Is is possible to be a Christian Objectivist? Why yes, as long as your objectivism is bounded by a Christian moral framework, and not the other way around. I cannot think of a more basic objectivist statement as what Paul stated in 2 Thessalonians 3:10 "For even when we were with you, this we commanded you, that if any would not work, neither should he eat.
You are right that she would be more sympathetic to [some] Pauline writings (she was, like Paul, a Hellenist in her philosophical origins) but she rejected the fundamental basis of Christianity: there was no need for man to be redeemed, because he has done nothing wrong. In her opinion Original Sin was impossible, since sin involves not merely wrongdoing, but volition as well. Her moral viewpoint is that we all arrive in the world, as Jesus, in a state of sinlessness.

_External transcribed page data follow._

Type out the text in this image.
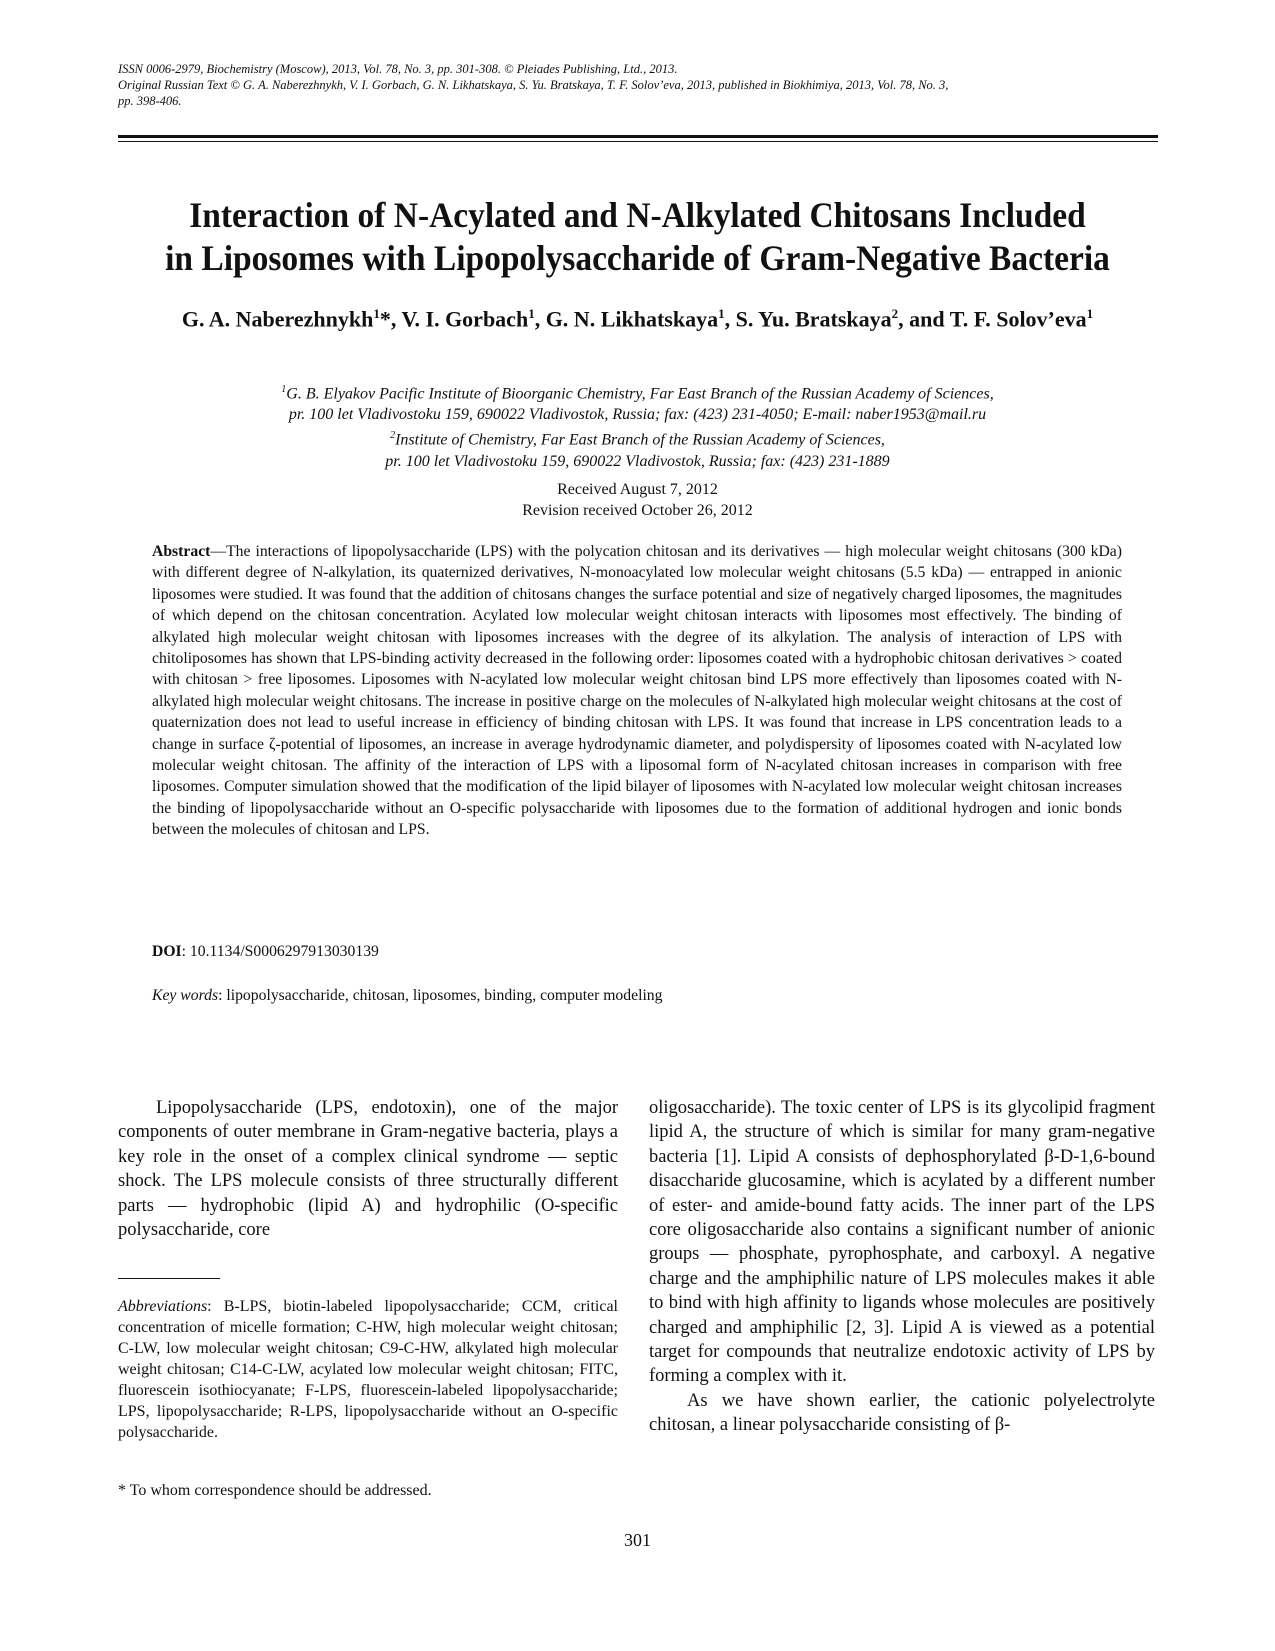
ISSN 0006-2979, Biochemistry (Moscow), 2013, Vol. 78, No. 3, pp. 301-308. © Pleiades Publishing, Ltd., 2013.
Original Russian Text © G. A. Naberezhnykh, V. I. Gorbach, G. N. Likhatskaya, S. Yu. Bratskaya, T. F. Solov’eva, 2013, published in Biokhimiya, 2013, Vol. 78, No. 3,
pp. 398-406.
Interaction of N-Acylated and N-Alkylated Chitosans Included
in Liposomes with Lipopolysaccharide of Gram-Negative Bacteria
G. A. Naberezhnykh$^1$*, V. I. Gorbach$^1$, G. N. Likhatskaya$^1$, S. Yu. Bratskaya$^2$, and T. F. Solov’eva$^1$
$^1$G. B. Elyakov Pacific Institute of Bioorganic Chemistry, Far East Branch of the Russian Academy of Sciences,
pr. 100 let Vladivostoku 159, 690022 Vladivostok, Russia; fax: (423) 231-4050; E-mail: naber1953@mail.ru
$^2$Institute of Chemistry, Far East Branch of the Russian Academy of Sciences,
pr. 100 let Vladivostoku 159, 690022 Vladivostok, Russia; fax: (423) 231-1889
Received August 7, 2012
Revision received October 26, 2012
Abstract—The interactions of lipopolysaccharide (LPS) with the polycation chitosan and its derivatives — high molecular weight chitosans (300 kDa) with different degree of N-alkylation, its quaternized derivatives, N-monoacylated low molecular weight chitosans (5.5 kDa) — entrapped in anionic liposomes were studied. It was found that the addition of chitosans changes the surface potential and size of negatively charged liposomes, the magnitudes of which depend on the chitosan concentration. Acylated low molecular weight chitosan interacts with liposomes most effectively. The binding of alkylated high molecular weight chitosan with liposomes increases with the degree of its alkylation. The analysis of interaction of LPS with chitoliposomes has shown that LPS-binding activity decreased in the following order: liposomes coated with a hydrophobic chitosan derivatives > coated with chitosan > free liposomes. Liposomes with N-acylated low molecular weight chitosan bind LPS more effectively than liposomes coated with N-alkylated high molecular weight chitosans. The increase in positive charge on the molecules of N-alkylated high molecular weight chitosans at the cost of quaternization does not lead to useful increase in efficiency of binding chitosan with LPS. It was found that increase in LPS concentration leads to a change in surface ζ-potential of liposomes, an increase in average hydrodynamic diameter, and polydispersity of liposomes coated with N-acylated low molecular weight chitosan. The affinity of the interaction of LPS with a liposomal form of N-acylated chitosan increases in comparison with free liposomes. Computer simulation showed that the modification of the lipid bilayer of liposomes with N-acylated low molecular weight chitosan increases the binding of lipopolysaccharide without an O-specific polysaccharide with liposomes due to the formation of additional hydrogen and ionic bonds between the molecules of chitosan and LPS.
DOI: 10.1134/S0006297913030139
Key words: lipopolysaccharide, chitosan, liposomes, binding, computer modeling

Lipopolysaccharide (LPS, endotoxin), one of the major components of outer membrane in Gram-negative bacteria, plays a key role in the onset of a complex clinical syndrome — septic shock. The LPS molecule consists of three structurally different parts — hydrophobic (lipid A) and hydrophilic (O-specific polysaccharide, core

oligosaccharide). The toxic center of LPS is its glycolipid fragment lipid A, the structure of which is similar for many gram-negative bacteria [1]. Lipid A consists of dephosphorylated β-D-1,6-bound disaccharide glucosamine, which is acylated by a different number of ester- and amide-bound fatty acids. The inner part of the LPS core oligosaccharide also contains a significant number of anionic groups — phosphate, pyrophosphate, and carboxyl. A negative charge and the amphiphilic nature of LPS molecules makes it able to bind with high affinity to ligands whose molecules are positively charged and amphiphilic [2, 3]. Lipid A is viewed as a potential target for compounds that neutralize endotoxic activity of LPS by forming a complex with it.

As we have shown earlier, the cationic polyelectrolyte chitosan, a linear polysaccharide consisting of β-

Abbreviations: B-LPS, biotin-labeled lipopolysaccharide; CCM, critical concentration of micelle formation; C-HW, high molecular weight chitosan; C-LW, low molecular weight chitosan; C9-C-HW, alkylated high molecular weight chitosan; C14-C-LW, acylated low molecular weight chitosan; FITC, fluorescein isothiocyanate; F-LPS, fluorescein-labeled lipopolysaccharide; LPS, lipopolysaccharide; R-LPS, lipopolysaccharide without an O-specific polysaccharide.
* To whom correspondence should be addressed.
301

Finally, I would say that you're being too charitable to Rand -- a charity she didn't ask for, and wouldn't accept. She believed that the Buddhist concept of forgiveness was alright; you forgive a wrong so that it stops eating you up inside. In other words, you forgive a wrong for your own sake. She wrote, in The Virtue of Selfishness, that the Christian concept of forgiveness was stupid and was nothing more than a reward to bad actors for bad behavior. Rand did not see Christianity as fundamentally different from Communism. In her opinion, both were collectivist evils founded in pie-in-the-sky promises that demanded self-sacrifice of their adherents. And she did not believe self-sacrifice was ever really justified.